Other important instruments built at that time are: a Renaissance-style organ built inside a 1537 case (1981 – 2kb/10stps) at the Metz Cathedral, an organ with double semitone and sharp keys (1982 – 2 kb/25stps) in Esquelbecq and a Northern style German organ (1983 – 2kb/24stps) at the protestant church in Belfort.


(1982-2017): The first French classical organ that Marc built was his first commissioned instrument in Japan. It was commissiond by the Shoin University (1983 – 4kb/33stps), in Kobe.

He continues to build in Japan and adapts his craftsmanship to meet the clients’ needs. He builds the organ for Tokyo’s St-Luke’s Hospital (1988 – 3kb/31stps) and continues with the highly innovative instrument for the Tokyo Metropolitan Art Space (1991 – 8kb/126stps). Built on three revolving decks, with historical and contemporary cases, it is in fact three independent instruments in the same organ chests, each with different pitch and tuning: a Dutch Renaissance organ (26 stps) and a German Baroque organ (37 stps), both played from the three-manual historical console, and a classical French organ with a Romantic extension (63 stops), played from the five-manual contemporary console. Despite the complexity, tracker action and spring-driven windchests are used. Subsequently, simplified interpretation of the same style may be found at the Tokyo Christian Institute (1995 – 3kb/31stps), Morioka Civil Hall (1998 – 3kb/34stps) and Tokyo Geidai Daigaku (1999 – 5kb/76stps).

Marc GARNIER has also built organs with more contemporary cases in Germany (Kircheim Teck, Tübingen and Waldshut). Since the beginning, back in 1972, Marc has always been looking to enhance the way he builds organs.z Along with his wife Elisabeth (a pianist, organist and harpsichordist), he constantly works on improving his understanding of the musical aspect of the instruments and looks at what a good voicing process requires in order to be optimized.

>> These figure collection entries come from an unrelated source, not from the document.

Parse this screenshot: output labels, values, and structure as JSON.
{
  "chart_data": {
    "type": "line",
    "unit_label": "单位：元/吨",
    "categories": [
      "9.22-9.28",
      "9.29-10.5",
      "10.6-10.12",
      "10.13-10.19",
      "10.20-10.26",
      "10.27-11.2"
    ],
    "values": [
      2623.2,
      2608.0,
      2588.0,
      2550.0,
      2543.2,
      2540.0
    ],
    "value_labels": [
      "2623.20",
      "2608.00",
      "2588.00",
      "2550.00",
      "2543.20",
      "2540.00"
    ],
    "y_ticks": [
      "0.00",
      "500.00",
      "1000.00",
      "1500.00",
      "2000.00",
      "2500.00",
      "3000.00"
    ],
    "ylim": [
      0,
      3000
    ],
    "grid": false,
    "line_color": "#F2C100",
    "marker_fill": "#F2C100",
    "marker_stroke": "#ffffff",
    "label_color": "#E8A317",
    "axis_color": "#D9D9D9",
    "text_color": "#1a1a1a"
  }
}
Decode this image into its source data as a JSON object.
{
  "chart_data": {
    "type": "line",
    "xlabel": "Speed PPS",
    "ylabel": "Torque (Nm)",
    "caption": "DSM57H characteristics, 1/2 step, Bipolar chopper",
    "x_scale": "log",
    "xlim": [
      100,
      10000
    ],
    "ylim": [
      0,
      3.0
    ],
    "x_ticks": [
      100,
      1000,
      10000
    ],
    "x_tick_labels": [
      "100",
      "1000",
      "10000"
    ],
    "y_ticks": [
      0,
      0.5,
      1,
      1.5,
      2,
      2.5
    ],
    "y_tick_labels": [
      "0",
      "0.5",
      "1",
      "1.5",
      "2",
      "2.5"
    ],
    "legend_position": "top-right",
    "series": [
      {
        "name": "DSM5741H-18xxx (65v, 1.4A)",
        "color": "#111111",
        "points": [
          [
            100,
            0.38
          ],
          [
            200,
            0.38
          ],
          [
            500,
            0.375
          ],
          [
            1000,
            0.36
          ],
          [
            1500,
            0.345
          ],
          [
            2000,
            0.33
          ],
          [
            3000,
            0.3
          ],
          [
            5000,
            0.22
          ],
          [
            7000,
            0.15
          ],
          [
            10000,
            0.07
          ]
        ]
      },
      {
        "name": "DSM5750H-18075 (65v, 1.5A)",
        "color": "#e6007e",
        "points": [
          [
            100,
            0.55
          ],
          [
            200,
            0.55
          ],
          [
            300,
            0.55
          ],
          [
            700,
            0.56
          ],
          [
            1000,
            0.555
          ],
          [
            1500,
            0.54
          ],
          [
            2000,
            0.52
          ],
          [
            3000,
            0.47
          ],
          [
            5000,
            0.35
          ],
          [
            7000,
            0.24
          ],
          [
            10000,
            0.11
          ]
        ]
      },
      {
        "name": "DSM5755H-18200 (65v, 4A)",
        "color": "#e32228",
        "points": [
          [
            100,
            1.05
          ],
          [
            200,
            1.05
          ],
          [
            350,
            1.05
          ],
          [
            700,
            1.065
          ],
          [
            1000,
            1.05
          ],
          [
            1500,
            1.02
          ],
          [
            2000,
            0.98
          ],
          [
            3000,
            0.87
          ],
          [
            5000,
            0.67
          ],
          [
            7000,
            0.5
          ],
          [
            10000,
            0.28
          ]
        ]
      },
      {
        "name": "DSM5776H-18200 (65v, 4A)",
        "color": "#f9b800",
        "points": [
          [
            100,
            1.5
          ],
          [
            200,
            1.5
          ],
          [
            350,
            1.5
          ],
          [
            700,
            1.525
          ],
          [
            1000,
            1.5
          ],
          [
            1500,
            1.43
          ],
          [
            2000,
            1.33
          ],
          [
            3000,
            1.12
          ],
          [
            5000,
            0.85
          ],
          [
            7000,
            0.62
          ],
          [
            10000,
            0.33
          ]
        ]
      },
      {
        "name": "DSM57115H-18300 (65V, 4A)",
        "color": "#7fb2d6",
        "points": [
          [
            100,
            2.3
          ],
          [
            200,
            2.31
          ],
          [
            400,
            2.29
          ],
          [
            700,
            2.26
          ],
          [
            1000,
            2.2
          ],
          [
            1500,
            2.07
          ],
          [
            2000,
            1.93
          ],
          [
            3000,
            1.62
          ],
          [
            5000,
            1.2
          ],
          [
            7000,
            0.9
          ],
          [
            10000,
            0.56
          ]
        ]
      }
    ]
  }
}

He is the first organ builder in the world who reintroduced voicing the instruments completely on customer site, developing his own tools and methods to do so and therefor optimizing the musicality of the instrument.

Marc developed his own software programs to help analyze and scale the pipes, using computerised harmonic curves generating automatic 3D designs of pipes and wind-chests. Those tools are still in use today and are part of the success of his organs.

In 1979, alongside his organ building activity, Marc becomes one of the founders and the president of the GPFO (French Organ builder Association) in Eschau, France. In 1985, he creates the French National Organ Builder and Pipes Maker School in Strasbourg. Today, this organ building school is managed by the French National School Board.

Marc speaks French, German and Alsatian (a dialect of German) fluently. He also has an intermediate level of English.